Now we seek to extend this to negative indices to determine if the above solutions are valid when substituting $-n$ for $n$. Thus, we write
$$ \begin{align} &f_{n-1}=\sqrt{2+f_n}\\ &f_{-1}=\sqrt{2+f_0}\\ &f_{-2}=\sqrt{2+f_1}=\sqrt{2+\sqrt{2+f+0}}\\ &\vdots\\ &f_{-n}=\sqrt{2+\sqrt{2+\sqrt{2\ldots+\sqrt{2+f_0}}}}\\ \end{align} $$
This is obviously the well-known $\sqrt{2}$ nested radical.
We can get a closed form solution for $f_{-n}$ as follows. Let $f_n=2\cos g_n$ and utilize the trigonometric identity
$$\cos\frac{\alpha}{2}=\sqrt{\frac{1+\cos\alpha}{2}}$$
to find $$f_{-n}=\cos(\cos^{-1}(f_0/2)\cdot2^{-n})$$
This is functionally identical to the solution for $f_n$. We could also show that
$$f_{-n}=b^{2^{-n}}+b^{-2^{-n}}$$
Now, in the literature here and/or here, it is stated that the nested radical solution for $f_0\in[-2,2]$ is the cosine solution and for $|f_0|\ge 2$ it is the Binet solution. It is obvious that they are avoiding the arccosine of a number greater than unity or a imaginary root. We don’t think that is necessary. In fact, we posit that for any $z\in\mathbb{C}$
$$R_n(z)= \sqrt{2+\sqrt{2+\sqrt{2\ldots+\sqrt{2+z}}}}=\left\{ \begin{array} \\\cos(\cos^{-1}(z/2)\cdot2^{-n})\\ b^{2^{-n}}+b^{-2^{-n}} \end{array}\right. $$
where $b=\bigg(z+\sqrt{z^2-4}\bigg)/2$.
This solution has been tested vigorously with randomly chosen positive and negative integers, real and complex values of $z$ So, the question is, how can we prove this rigorously?

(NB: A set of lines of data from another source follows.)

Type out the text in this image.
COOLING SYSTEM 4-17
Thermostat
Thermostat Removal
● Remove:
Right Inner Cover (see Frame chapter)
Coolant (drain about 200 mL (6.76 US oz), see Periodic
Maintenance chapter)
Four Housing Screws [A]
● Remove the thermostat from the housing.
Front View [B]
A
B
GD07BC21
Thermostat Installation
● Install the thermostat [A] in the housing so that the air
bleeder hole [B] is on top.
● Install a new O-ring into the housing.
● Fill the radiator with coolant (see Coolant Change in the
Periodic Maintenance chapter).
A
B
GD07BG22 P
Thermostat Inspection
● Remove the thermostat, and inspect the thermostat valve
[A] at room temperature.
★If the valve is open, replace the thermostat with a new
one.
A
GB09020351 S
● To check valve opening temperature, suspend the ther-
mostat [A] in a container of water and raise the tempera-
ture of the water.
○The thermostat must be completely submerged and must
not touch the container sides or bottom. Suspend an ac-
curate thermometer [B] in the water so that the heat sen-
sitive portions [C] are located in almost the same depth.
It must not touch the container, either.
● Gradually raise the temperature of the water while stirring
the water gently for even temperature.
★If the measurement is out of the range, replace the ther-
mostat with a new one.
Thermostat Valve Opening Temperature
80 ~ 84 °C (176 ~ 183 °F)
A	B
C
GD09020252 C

Of course, this also validates the analytic continuation of the recurrence. We have demonstrated analytic continuation of many recurrences (i.e., $\mathbb{N}\mapsto\mathbb{C} $) with complete success. But this is still a work in progress. All suggestions and comments are welcome.